Reste que le premier point rouge de la saison 2014 pour la FMN, c’est bien le cas de dopage d’Antony Madanamootoo, contrôlé positif au Stanozolol après avoir gagné deux médailles de bronze et une d’argent lors des Championnats d’Afrique junior en Tunisie. Ce nouveau cas de dopage, le 6e qu’a connu cette discipline, n’a jamais été élucidé, ni aucune enquête n’a été ouverte pour situer les responsabilités de la fédération, des entraîneurs ou toute autre personne liée à cette discipline. Pourtant au lendemain de la confirmation de ce cas de dopage par la fédération internationale, le président de la FMH Poorun Bhollah était monté sur ses grands chevaux pour «réclamer une enquête et les coupables seront poursuivis au criminel».
Depuis, c’est motus et bouche cousue,  malgré deux rappels du ministère de la Jeunesse et des Sports à la FMH de mettre en place cette enquête.

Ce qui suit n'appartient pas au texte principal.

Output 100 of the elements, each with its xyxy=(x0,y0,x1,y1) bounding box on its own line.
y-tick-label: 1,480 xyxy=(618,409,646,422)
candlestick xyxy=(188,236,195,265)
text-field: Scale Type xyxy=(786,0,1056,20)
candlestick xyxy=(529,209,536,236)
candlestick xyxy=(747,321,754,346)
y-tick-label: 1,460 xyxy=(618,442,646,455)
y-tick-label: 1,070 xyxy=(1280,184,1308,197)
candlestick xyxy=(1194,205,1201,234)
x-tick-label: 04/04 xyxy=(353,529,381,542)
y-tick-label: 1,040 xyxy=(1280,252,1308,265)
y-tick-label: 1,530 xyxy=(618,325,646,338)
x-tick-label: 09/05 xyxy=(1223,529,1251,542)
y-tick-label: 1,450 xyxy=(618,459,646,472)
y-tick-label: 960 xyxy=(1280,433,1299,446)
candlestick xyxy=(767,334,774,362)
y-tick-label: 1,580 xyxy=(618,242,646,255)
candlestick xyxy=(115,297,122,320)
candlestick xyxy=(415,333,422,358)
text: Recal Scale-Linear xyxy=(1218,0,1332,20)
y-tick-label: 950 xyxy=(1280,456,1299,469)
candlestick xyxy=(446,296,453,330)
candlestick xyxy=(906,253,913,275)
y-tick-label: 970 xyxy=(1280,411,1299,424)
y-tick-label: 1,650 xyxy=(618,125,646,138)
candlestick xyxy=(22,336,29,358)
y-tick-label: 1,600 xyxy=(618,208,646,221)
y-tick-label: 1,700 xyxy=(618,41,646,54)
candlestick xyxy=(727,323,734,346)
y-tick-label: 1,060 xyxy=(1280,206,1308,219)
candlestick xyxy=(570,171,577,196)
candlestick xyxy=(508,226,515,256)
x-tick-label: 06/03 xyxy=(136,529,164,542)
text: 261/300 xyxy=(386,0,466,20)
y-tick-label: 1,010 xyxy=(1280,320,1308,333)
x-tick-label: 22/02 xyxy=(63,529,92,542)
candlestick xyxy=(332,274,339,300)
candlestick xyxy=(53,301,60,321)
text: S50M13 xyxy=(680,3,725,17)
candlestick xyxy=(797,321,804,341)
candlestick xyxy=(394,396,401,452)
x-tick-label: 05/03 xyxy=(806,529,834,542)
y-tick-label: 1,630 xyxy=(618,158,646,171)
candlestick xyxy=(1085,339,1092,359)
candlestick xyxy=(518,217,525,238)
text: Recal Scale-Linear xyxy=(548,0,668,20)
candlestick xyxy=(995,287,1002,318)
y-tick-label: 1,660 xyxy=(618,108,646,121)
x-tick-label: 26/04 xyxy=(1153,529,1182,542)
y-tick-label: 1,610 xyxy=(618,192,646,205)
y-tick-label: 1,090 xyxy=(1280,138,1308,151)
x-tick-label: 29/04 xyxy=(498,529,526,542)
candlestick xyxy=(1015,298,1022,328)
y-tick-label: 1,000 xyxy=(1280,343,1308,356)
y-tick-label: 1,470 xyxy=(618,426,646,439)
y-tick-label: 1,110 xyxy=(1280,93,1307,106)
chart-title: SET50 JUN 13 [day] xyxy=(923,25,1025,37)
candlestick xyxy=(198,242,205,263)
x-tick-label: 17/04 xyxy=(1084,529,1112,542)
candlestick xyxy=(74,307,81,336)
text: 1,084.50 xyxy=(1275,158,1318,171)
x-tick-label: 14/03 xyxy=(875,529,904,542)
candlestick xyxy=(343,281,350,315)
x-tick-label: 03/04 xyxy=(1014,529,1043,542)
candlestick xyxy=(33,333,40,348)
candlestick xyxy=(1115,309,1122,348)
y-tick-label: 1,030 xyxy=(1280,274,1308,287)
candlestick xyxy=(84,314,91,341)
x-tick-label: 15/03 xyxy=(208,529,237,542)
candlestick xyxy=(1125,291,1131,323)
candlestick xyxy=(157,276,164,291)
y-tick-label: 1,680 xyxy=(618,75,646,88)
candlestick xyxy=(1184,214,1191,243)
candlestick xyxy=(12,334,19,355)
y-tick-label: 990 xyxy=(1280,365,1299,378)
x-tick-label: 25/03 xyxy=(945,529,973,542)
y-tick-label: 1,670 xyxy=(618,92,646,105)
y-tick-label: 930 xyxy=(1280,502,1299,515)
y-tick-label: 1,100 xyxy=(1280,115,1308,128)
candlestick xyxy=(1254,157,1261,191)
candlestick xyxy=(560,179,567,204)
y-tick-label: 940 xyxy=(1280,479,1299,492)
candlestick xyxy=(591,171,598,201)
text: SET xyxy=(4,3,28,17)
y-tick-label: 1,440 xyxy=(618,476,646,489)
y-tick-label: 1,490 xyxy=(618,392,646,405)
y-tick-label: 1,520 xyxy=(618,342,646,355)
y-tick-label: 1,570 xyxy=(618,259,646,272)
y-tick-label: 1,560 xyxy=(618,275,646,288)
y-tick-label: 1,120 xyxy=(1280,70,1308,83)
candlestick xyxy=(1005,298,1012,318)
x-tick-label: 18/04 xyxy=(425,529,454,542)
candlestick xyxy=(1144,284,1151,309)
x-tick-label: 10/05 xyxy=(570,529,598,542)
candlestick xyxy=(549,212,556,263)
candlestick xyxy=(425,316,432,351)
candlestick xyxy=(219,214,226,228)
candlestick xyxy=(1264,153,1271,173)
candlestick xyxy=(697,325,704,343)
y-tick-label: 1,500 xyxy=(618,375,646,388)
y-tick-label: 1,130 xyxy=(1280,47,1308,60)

L’autre point noir de la FMH c’est la question d’entraîneur national. Le cas Ravi Bhollah témoigne dans une très large mesure le niveau de versatilité dans lequel évolue cette fédération. Le président de la FMH a depuis les Jeux du Commonwealth de Glasgow, joué sur les mots concernant la démission de son fils comme entraîneur national et s’en ait suivi tout le tapage sur l’embauche d’un entraîneur étranger. Il était question qu’une fois les Championnats du Monde d’Antalay terminés Urdas Constantin serait en poste à Maurice. Or cette compétition est terminée depuis belle lurette, nous sommes déjà à la fin de 2014 et Urdas Constantin n’a toujours pas montré le bout de son nez. Entre-temps Ravi Bhollah continue à accompagner les athlètes à l’étranger comme entraîneur national. Comprenne qui pourra
Autant dire que dans une affaire de famille, il est toujours difficile pour les étrangers que nous sommes de se retrouver. Sauf que la FMH n’appartient à aucune famille et que Poorun Bhollah a intérêt à jouer plus dans la transparence, notamment sur le dossier des Jeux des Iles 2015 et la composition de la sélection.